Lalanne shows us the sights while driving the cabriolet slowly around Cadaqués. These include Meliton, the portside bar where Marcel Duchamp used to play jazz every summer, the house that Richard Hamilton once lived in, and, a little further out, a rock jutting out of the sea (see photo on the left). “That is Cucurucu,” he says. Cucurucu? “The rock features in lots of Dalí’s paintings.” Lalanne, it turns out, is an enthusiastic tourist guide. He stops the car and parks it at the side of the road, then googles Dalí’s Cucurucu paintings. His images, too, sometimes feature the rock, in homage to his idol.
“Dalí immortalised Cadaqués,” he says after a pause, his smartphone showing the Cucurucu paintings as well as the “Tudela Eagle” and “Great Masturbator” rock formations in nearby Cap des Creus that so fascinated Dalí. Lalanne’s fascination, as we drive up to the Cap, is directed at the warm wind he can feel around his neck. He had never heard of the Airscarf system that heats the air at neck-level. “An invisible scarf?” he asks curiously, adding cheekily, “Isn’t that a bit surreal?”
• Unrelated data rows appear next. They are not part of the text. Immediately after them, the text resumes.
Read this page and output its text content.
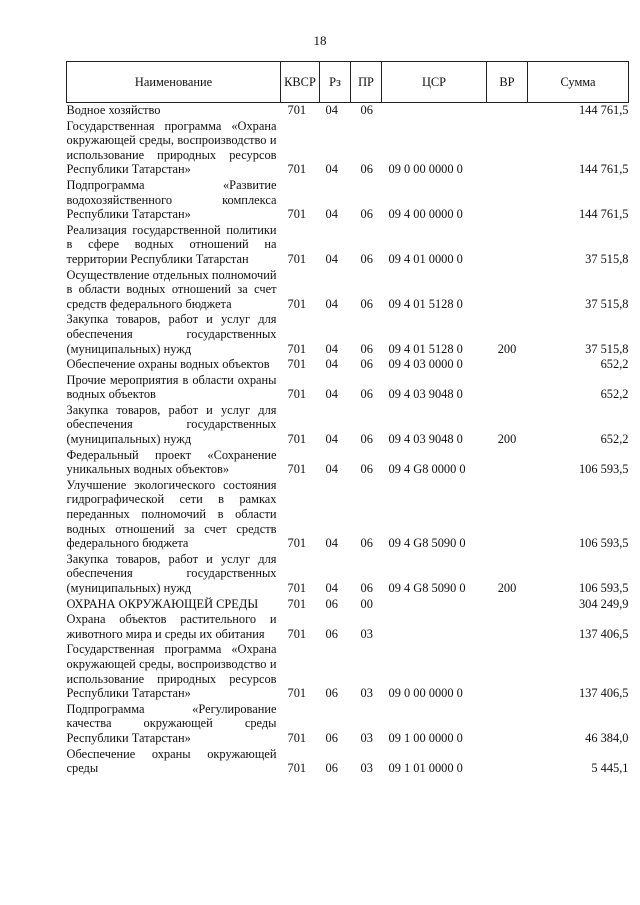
18
Наименование	КВСР	Рз	ПР	ЦСР	ВР	Сумма
Водное хозяйство	701	04	06			144 761,5
Государственная программа «Охрана окружающей среды, воспроизводство и использование природных ресурсов Республики Татарстан»	701	04	06	09 0 00 0000 0		144 761,5
Подпрограмма «Развитие водохозяйственного комплекса Республики Татарстан»	701	04	06	09 4 00 0000 0		144 761,5
Реализация государственной политики в сфере водных отношений на территории Республики Татарстан	701	04	06	09 4 01 0000 0		37 515,8
Осуществление отдельных полномочий в области водных отношений за счет средств федерального бюджета	701	04	06	09 4 01 5128 0		37 515,8
Закупка товаров, работ и услуг для обеспечения государственных (муниципальных) нужд	701	04	06	09 4 01 5128 0	200	37 515,8
Обеспечение охраны водных объектов	701	04	06	09 4 03 0000 0		652,2
Прочие мероприятия в области охраны водных объектов	701	04	06	09 4 03 9048 0		652,2
Закупка товаров, работ и услуг для обеспечения государственных (муниципальных) нужд	701	04	06	09 4 03 9048 0	200	652,2
Федеральный проект «Сохранение уникальных водных объектов»	701	04	06	09 4 G8 0000 0		106 593,5
Улучшение экологического состояния гидрографической сети в рамках переданных полномочий в области водных отношений за счет средств федерального бюджета	701	04	06	09 4 G8 5090 0		106 593,5
Закупка товаров, работ и услуг для обеспечения государственных (муниципальных) нужд	701	04	06	09 4 G8 5090 0	200	106 593,5
ОХРАНА ОКРУЖАЮЩЕЙ СРЕДЫ	701	06	00			304 249,9
Охрана объектов растительного и животного мира и среды их обитания	701	06	03			137 406,5
Государственная программа «Охрана окружающей среды, воспроизводство и использование природных ресурсов Республики Татарстан»	701	06	03	09 0 00 0000 0		137 406,5
Подпрограмма «Регулирование качества окружающей среды Республики Татарстан»	701	06	03	09 1 00 0000 0		46 384,0
Обеспечение охраны окружающей среды	701	06	03	09 1 01 0000 0		5 445,1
Up at the lighthouse at Cap des Creus, an invigorating Tramuntana wind is blowing. The Cap is part of a national park known for its sometimes bizarre rock formations, shapes that have been formed by the wind and rain. Daniel Zerbst, too, likes to gaze at the rocks in the changing light. “This brutal, edgy, archaic landscape seems so far removed from the rest of the world; it always gives me a sense of calm,” he says. He looks up at the blue, cloudless sky and blinks. NASA recently selected one of his paintings to send into space. Somewhere up there, a spaceship with his ideas on board is hurtling through the cosmos.